Nel 1868 era stato firmato un accordo che “concedeva” ai Teton Sioux (termine di origine francese non gradito agli interessati, noti anche come Očhéthi Šakówiŋ o Lakota) una vasta riserva nelle Colline Nere (Pahá Sápa). Trattato infranto quanto prima, dopo la scoperta (forse solo un pretesto per occuparne ulteriormente le terre) di presunti giacimenti auriferi nella zona interessata. Nella disperata disgregazione culturale e sociale in cui versavano a causa delle innumerevoli sconfitte, i nativi si erano affidati a Wovoka, un “profeta” che annunciava, attraverso la “danza degli spiriti”, la resurrezione dei guerrieri morti in battaglia e il ritorno delle mandrie dei bisonti. Ne seguì una crudele repressione in cui venne assassinato anche il capo tradizionale dei Lakota Hunkpapa Toro Seduto (Tatanka Yotanka, con Tȟašúŋke Witkó uno dei vincitori nella battaglia del Little Bighorn).

Temendo di venir rinchiusi o uccisi, circa 400 indiani si rifugiarono nell’accampamento di Big Foot (Heȟáka Glešká) in un’altra riserva. Il 29 dicembre 1890 intervennero i vendicativi soldati del 7° cavalleria (quello di Custer, sconfitto e ucciso al Little Bighorn) e mentre si procedeva al disarmo dei fuggitivi un colpo partito forse casualmente (o forse no) scatenò il massacro. Ai fucili si aggiunsero le cannonate che bombardarono il villaggio massacrando donne e bambini.
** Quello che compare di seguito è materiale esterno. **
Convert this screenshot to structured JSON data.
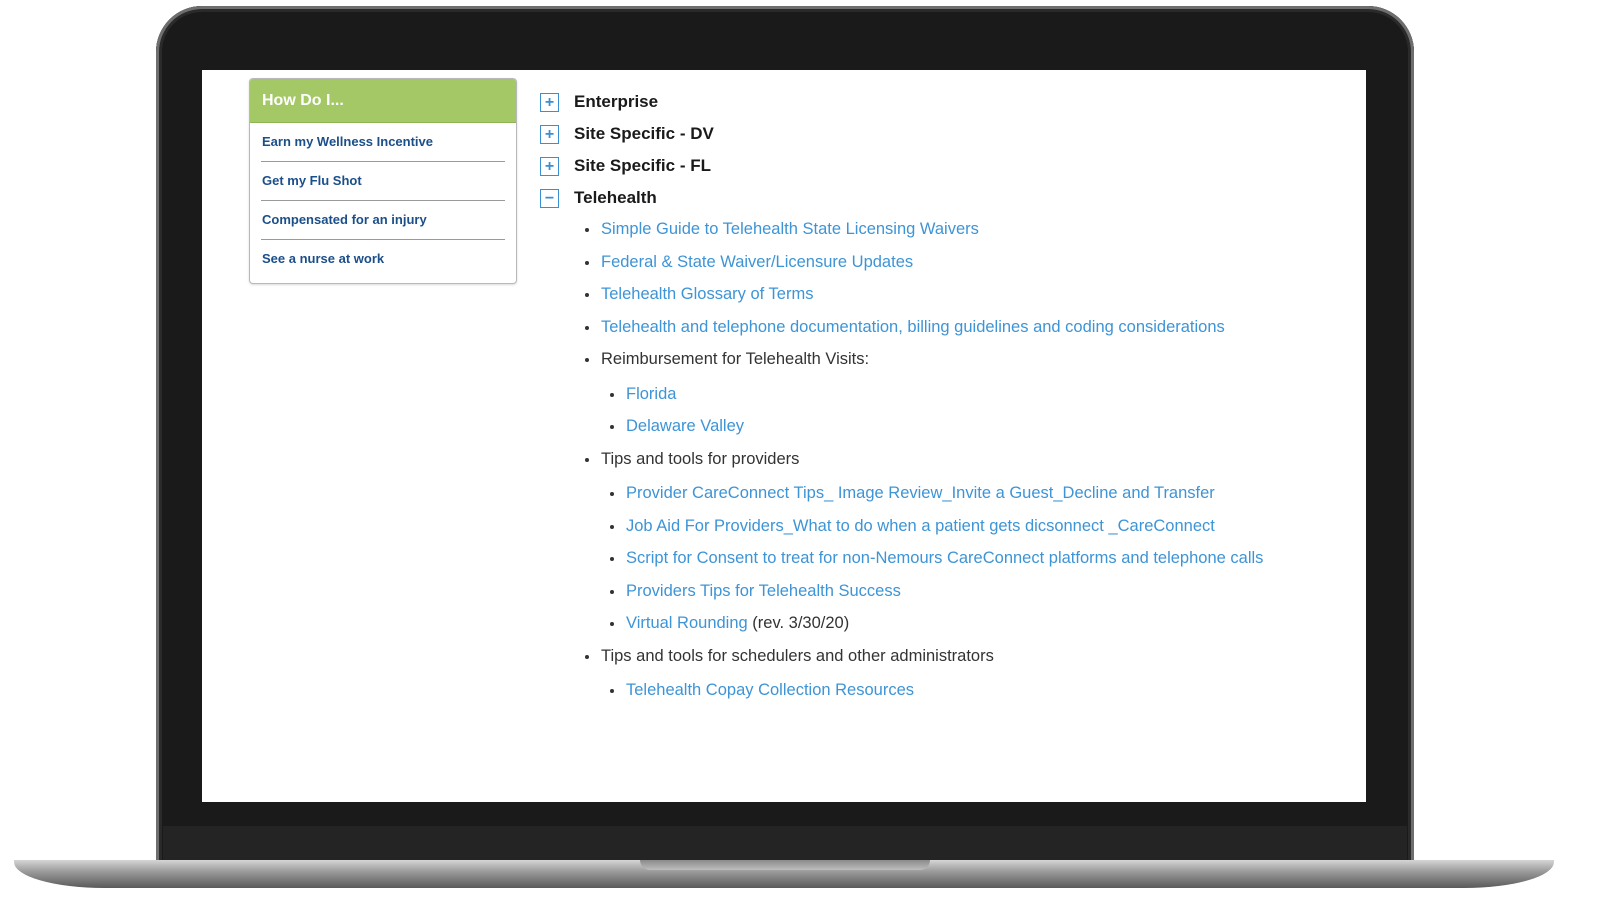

Le vittime accertate (indiani) furono circa 350.
A questo episodio che segnava irrimediabilmente la fine della resistenza indiana (nel 1886 si erano arresi anche gli apache Geronimo e Mangus, il figlio di Mangas Coloradas) si vollero richiamare gli aderenti all’AIM quando occuparono Wounded Knee. Un’azione eclatante che veniva dopo l’occupazione di Alcatraz nel 1969, del monte Rushmore nel 1970 e dell’Ufficio degli affari indiani a Washington nel 1972.
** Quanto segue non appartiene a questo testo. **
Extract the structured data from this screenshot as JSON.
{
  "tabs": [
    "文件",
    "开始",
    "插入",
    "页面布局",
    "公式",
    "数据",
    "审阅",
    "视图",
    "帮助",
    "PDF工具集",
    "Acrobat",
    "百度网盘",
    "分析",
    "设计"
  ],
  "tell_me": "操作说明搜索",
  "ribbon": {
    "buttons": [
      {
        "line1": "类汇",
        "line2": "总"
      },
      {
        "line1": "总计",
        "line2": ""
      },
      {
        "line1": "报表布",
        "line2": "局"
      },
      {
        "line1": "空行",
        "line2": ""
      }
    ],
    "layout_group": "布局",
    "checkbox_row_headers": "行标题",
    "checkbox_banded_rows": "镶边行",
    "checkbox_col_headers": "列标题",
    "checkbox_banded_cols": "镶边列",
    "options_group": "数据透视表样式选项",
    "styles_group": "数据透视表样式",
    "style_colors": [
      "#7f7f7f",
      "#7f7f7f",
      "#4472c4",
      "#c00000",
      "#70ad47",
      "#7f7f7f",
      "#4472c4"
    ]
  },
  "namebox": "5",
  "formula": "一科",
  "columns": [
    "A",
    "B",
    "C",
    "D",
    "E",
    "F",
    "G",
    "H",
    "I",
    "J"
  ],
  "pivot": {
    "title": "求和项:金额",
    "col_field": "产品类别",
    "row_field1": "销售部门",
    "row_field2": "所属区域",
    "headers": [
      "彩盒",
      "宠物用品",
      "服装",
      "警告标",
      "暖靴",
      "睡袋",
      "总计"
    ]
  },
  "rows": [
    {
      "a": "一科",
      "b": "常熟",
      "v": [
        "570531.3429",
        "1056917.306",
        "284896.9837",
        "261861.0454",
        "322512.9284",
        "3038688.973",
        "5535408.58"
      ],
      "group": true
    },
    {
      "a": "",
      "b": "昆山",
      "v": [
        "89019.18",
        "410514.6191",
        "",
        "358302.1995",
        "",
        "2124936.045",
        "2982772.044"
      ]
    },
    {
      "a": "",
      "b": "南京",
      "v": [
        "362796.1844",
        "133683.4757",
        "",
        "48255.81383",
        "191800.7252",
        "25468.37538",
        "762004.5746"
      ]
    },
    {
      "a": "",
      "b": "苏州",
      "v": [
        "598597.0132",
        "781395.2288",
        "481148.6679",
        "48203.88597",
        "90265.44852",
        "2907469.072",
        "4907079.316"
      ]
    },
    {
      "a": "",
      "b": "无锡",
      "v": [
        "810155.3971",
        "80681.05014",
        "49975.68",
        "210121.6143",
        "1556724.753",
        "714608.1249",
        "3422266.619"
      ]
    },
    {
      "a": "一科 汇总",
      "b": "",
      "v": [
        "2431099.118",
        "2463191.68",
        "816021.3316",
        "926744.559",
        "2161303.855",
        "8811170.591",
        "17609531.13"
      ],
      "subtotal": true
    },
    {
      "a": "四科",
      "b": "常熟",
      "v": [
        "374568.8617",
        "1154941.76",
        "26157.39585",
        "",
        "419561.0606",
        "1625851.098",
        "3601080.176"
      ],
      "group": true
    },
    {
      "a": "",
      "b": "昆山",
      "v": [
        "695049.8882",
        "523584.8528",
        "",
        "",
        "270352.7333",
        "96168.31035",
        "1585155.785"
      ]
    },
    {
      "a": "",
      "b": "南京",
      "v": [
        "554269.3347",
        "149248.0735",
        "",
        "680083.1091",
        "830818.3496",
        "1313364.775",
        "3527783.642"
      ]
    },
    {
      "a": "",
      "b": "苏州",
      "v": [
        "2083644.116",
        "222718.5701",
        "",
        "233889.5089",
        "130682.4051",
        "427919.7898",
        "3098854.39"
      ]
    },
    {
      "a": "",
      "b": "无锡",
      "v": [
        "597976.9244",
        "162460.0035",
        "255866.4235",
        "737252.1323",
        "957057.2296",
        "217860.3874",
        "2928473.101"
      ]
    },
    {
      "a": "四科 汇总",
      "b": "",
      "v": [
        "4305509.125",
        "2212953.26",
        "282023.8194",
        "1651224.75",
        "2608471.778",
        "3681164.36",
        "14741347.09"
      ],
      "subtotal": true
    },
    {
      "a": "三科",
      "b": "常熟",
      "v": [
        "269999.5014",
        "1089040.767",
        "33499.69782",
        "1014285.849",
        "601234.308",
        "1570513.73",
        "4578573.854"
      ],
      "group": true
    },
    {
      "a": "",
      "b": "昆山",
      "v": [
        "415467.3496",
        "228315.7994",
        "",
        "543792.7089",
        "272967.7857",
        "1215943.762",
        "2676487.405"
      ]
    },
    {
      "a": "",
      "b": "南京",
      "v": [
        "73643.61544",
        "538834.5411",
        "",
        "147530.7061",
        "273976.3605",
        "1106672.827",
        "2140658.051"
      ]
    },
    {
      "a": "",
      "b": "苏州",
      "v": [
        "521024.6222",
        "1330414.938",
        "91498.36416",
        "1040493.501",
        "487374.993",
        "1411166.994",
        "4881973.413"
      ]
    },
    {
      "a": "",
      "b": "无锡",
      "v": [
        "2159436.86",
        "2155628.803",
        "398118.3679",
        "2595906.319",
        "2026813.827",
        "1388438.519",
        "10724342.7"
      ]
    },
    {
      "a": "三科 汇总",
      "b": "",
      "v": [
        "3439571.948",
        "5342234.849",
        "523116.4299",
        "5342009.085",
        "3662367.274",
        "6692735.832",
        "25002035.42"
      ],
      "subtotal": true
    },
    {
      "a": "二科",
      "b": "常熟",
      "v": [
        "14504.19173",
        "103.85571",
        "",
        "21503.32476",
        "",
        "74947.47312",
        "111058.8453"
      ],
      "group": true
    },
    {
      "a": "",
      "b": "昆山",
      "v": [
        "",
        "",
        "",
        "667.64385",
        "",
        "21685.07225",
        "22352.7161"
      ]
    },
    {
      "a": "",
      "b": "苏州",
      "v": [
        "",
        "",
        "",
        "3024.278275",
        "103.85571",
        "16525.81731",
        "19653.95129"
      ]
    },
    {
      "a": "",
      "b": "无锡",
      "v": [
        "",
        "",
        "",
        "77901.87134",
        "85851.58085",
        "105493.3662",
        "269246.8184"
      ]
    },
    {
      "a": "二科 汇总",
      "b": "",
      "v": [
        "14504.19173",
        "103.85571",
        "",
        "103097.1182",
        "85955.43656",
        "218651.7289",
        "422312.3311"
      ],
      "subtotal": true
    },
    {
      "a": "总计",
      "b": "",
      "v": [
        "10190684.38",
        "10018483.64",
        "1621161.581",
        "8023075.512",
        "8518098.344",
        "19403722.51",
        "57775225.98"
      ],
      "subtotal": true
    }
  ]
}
Nei giorni successivi, ai primi di marzo, molte persone raggiunsero gli occupanti (portando viveri e altri beni di prima necessità) e Wounded Knee venne dichiarato territorio indipendente. Vennero organizzate mense comunitarie, servizi sanitari e un piccolo ospedale. Nei settanta giorni dell’assedio si registrarono isolati colpi di fucile e almeno due militanti indigeni persero la vita. Tra la polizia alcuni feriti, di cui uno soltanto gravemente.

Alla fine agli occupanti venne garantito che il governo avrebbe esaminato le loro richieste (in merito alla violazione dei trattati, alla corruzione del Consiglio tribale collaborazionista…), ma dovevano deporre le armi ed evacuare dal luogo. L’occupazione si concluse l’8 maggio 1973 quando, col favore delle tenebre, i militanti si dispersero senza farsi arrestare.

In realtà le condizioni a Pine Ridge non cambiarono nei mesi e anni successivi e l’inchiesta stessa finì nel dimenticatoio. E naturalmente i trattati del 1868 non vennero mai rinegoziati come richiesto.

Si scatenò invece una vera “guerra sporca” contro i militanti dell’AIM, molti dei quali vennero arrestati, assassinati (almeno sette in due anni) o morirono in incidenti sospetti (inevitabile l’analogia con quanto accadde alle Black Panthers). Tanto che alcuni preferirono fuggire altrove, per esempio in Canada.
In questo clima di generale repressione, Peltier venne arrestato e condannato per l’omicidio di due agenti del FBI il 25 giugno 1975 nella riserva di Pine Ridge. Al processo i suoi avvocati subirono pesanti limitazioni e venne impedita la presentazione di testimoni a sua difesa. Ancora oggi oltre 140mila pagine del “dossier Peltier” rimangono inaccessibili (anche agli avvocati) per ragioni di “sicurezza nazionale”.